The Volcker Rule
This week, President Obama announced that he will push a controversial new rule that would force banks to choose between being a commercial institution or an investment bank. The plan is named the Volcker Rule after former Federal Reserve Chairman Paul Volcker, who has pushed to prohibit commercial banks from engaging in so-called proprietary trading, that is transactions conducted for an institution’s own benefit as opposed to transactions carried out for clients, because he deems it is too risky for the financial system.
Under the Volcker Rule, banks will no longer be allowed to own, invest in, or sponsor hedge funds, private equity funds, or proprietary trading operations for their own profit. The proposed new rule would prohibit banks from engaging in other risky investment activities as well. However, a number of issues must be resolved such as how regulators will define proprietary trading, and whether the rule would prevent a bank from making a trade that would also serve to benefit a client.

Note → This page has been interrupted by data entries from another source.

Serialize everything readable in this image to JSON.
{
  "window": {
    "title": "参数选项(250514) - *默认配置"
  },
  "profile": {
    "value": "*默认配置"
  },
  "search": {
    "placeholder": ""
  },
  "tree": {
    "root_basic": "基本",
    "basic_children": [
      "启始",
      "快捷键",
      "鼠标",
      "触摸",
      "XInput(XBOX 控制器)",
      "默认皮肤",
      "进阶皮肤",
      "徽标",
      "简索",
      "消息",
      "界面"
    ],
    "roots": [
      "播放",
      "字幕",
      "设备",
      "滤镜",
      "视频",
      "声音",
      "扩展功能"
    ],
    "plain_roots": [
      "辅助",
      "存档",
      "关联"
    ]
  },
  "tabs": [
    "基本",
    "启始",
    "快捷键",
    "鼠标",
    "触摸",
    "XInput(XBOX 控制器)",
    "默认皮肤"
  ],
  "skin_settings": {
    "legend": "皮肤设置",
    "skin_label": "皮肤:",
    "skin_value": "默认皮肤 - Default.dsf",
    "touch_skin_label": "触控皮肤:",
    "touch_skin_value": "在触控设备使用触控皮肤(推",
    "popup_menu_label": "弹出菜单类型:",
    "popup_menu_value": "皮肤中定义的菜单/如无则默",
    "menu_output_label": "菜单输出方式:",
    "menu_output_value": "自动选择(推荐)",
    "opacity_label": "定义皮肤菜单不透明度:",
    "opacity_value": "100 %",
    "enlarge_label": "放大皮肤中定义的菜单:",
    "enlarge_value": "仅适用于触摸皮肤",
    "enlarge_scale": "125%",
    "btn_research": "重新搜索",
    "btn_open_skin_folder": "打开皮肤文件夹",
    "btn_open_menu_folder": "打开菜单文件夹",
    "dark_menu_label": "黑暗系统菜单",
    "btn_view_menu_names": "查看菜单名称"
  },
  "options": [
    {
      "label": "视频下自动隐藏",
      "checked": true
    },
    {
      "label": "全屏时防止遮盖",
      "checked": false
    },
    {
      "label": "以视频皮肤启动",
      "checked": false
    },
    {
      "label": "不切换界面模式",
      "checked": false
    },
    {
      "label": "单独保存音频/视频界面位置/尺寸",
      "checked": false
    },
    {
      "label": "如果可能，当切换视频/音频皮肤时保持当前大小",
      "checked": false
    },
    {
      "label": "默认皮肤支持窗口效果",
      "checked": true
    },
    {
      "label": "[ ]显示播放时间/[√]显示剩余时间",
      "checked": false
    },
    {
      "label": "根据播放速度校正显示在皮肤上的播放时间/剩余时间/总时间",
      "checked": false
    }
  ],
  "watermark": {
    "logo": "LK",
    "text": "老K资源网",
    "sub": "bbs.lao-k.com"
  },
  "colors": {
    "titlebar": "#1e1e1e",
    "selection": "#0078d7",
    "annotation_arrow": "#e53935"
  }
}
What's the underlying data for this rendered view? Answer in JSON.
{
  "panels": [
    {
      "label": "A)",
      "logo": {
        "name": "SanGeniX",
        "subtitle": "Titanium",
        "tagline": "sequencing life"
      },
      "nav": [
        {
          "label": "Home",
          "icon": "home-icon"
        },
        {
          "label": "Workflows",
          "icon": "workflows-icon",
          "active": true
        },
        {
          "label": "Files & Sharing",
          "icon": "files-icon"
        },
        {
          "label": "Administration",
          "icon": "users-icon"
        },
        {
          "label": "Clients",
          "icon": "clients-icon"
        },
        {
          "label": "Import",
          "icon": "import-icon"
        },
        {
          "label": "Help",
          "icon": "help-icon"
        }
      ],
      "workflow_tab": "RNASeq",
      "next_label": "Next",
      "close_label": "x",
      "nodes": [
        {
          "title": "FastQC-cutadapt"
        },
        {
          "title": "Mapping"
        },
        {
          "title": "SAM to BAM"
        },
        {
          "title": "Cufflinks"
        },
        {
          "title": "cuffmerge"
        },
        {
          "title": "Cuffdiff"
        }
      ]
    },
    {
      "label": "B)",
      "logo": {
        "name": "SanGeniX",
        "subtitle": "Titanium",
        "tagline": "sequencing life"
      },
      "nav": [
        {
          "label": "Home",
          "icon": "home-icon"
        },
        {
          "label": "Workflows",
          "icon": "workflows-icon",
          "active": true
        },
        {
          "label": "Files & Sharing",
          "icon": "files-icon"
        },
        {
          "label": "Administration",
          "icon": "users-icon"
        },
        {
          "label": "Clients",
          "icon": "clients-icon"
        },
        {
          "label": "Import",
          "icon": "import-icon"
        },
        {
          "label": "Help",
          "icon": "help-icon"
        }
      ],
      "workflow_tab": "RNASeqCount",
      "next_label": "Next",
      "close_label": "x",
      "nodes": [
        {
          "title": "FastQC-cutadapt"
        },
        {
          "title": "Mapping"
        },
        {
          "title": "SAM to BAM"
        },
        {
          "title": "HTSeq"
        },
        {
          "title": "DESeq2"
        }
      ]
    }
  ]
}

The President plans to ask Congress to include the proposed Volcker Rule in the overhaul of the financial regulatory system Congress has been working on, but the rule faces obstacles as it makes its way through Congress, not the least of which will be the objections of the powerful banking industry and its well-financed army of lobbyists. Currently, there is no such language in either the bill passed by the House of Representatives last month or the Senate Banking Committee’s draft bill currently being considered in the Senate.